A defendant who was arrested in the Northern District of Ohio for distribution of heroin and possessing a firearm during the commission of a crime had a 13-year heroin addiction and spoke no English. He withdrew from heroin while in detention and then was placed in residential treatment. The probation office located a community group that serviced the area's small Spanish population, and the group was willing to translate for the man and give him English lessons. His English improved immensely. He transferred to an independent living program, received individual counseling, and attended weekly Alcoholics Anonymous and Narcotics Anonymous meetings. He also got a job for the first time in his life.
- As an alternative to incarceration, supervision allows individuals to live with their families, hold jobs, and be productive members of society.
In spite of a strong recommendation for detention from the assistant U.S. attorney, a defendant who was from the Eastern District of North Carolina but arrested in New York City was placed in a halfway house at the pretrial services officer's recommendation. That way, he could work to support his wife and children. During supervision, he got a job, sent money home to his family, and contributed toward his subsistence cost at the halfway house. He complied with all conditions of release and did so well on supervision that eventually he was allowed weekend visits with his family at the home of relatives nearby.
While awaiting sentencing for trying to rob a bank by calling in a bomb threat, a single mother of three in the Northern District of Ohio was able to hold a job, remain sober, and continue caring for her children with the help of an intensive outpatient substance abuse program and psychological counseling arranged for by the pretrial services office.
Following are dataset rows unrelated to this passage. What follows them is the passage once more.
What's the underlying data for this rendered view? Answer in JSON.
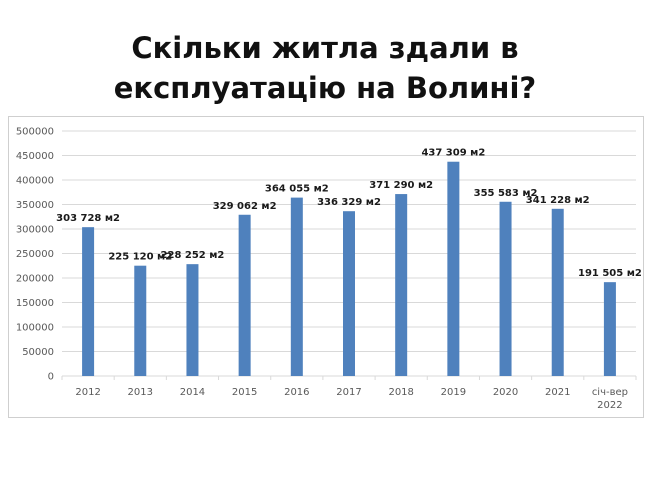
{
  "slide": {
    "title_line1": "Скільки житла здали в",
    "title_line2": "експлуатацію на Волині?"
  },
  "colors": {
    "bar": "#4F81BD",
    "grid": "#D9D9D9",
    "axis_text": "#595959"
  },
  "chart_data": {
    "type": "bar",
    "title": "",
    "xlabel": "",
    "ylabel": "",
    "ylim": [
      0,
      500000
    ],
    "yticks": [
      "500000",
      "450000",
      "400000",
      "350000",
      "300000",
      "250000",
      "200000",
      "150000",
      "100000",
      "50000",
      "0"
    ],
    "categories": [
      "2012",
      "2013",
      "2014",
      "2015",
      "2016",
      "2017",
      "2018",
      "2019",
      "2020",
      "2021",
      "січ-вер 2022"
    ],
    "category_lines": [
      [
        "2012"
      ],
      [
        "2013"
      ],
      [
        "2014"
      ],
      [
        "2015"
      ],
      [
        "2016"
      ],
      [
        "2017"
      ],
      [
        "2018"
      ],
      [
        "2019"
      ],
      [
        "2020"
      ],
      [
        "2021"
      ],
      [
        "січ-вер",
        "2022"
      ]
    ],
    "values": [
      303728,
      225120,
      228252,
      329062,
      364055,
      336329,
      371290,
      437309,
      355583,
      341228,
      191505
    ],
    "data_labels": [
      "303 728 м2",
      "225 120 м2",
      "228 252 м2",
      "329 062 м2",
      "364 055 м2",
      "336 329 м2",
      "371 290 м2",
      "437 309 м2",
      "355 583 м2",
      "341 228 м2",
      "191 505 м2"
    ],
    "grid": true,
    "legend": "none"
  }
}
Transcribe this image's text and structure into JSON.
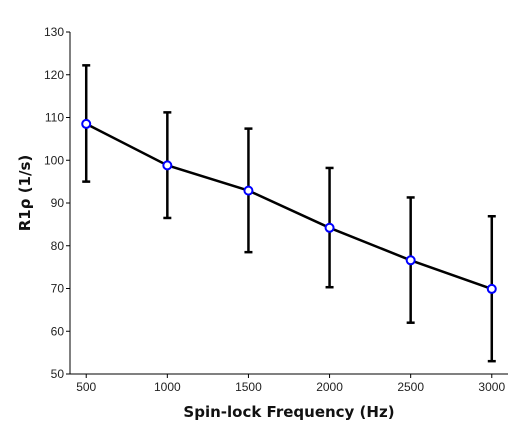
{
  "chart_data": {
    "type": "line",
    "xlabel": "Spin-lock Frequency (Hz)",
    "ylabel": "R1ρ (1/s)",
    "x": [
      500,
      1000,
      1500,
      2000,
      2500,
      3000
    ],
    "xticks": [
      500,
      1000,
      1500,
      2000,
      2500,
      3000
    ],
    "yticks": [
      50,
      60,
      70,
      80,
      90,
      100,
      110,
      120,
      130
    ],
    "ylim": [
      50,
      130
    ],
    "xlim": [
      400,
      3100
    ],
    "grid": false,
    "series": [
      {
        "values": [
          108.5,
          98.8,
          92.9,
          84.2,
          76.6,
          69.9
        ],
        "error_low": [
          95.0,
          86.5,
          78.5,
          70.3,
          62.0,
          53.0
        ],
        "error_high": [
          122.2,
          111.2,
          107.4,
          98.2,
          91.3,
          86.9
        ],
        "line_color": "#000000",
        "marker_color": "#0000ff"
      }
    ]
  }
}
- Supervision gives officers the means to enforce conditions ordered by the court, such as those requiring persons to perform community service or pay fines and restitution.
Twenty-one offenders in the Middle District of Florida, each ordered by the court to perform community service, participated in a week-long project in Ocala National Forest, which was coordinated by the probation office. The offenders' efforts resulted in numerous improvements to the park and saved thousands of taxpayer dollars. The group cleared and dug trails, laid sod, installed tile in restrooms, and hung lighting. These were improvements that probably would not have been made otherwise because of lack of funds.
In the Eastern District of Wisconsin, a probation officer's rigorous enforcement of the conditions of supervision compelled one offender–a businessman who had embezzled from his employees' pension funds–to give back to his victims what he had taken. Despite the offender's protests that he did not have money to pay restitution, the officer's scrutiny of the offender's affluent lifestyle and his questionable commingling of business and personal finances revealed otherwise. As a result of the officer's efforts, the offender paid $40,000, the balance of restitution owed.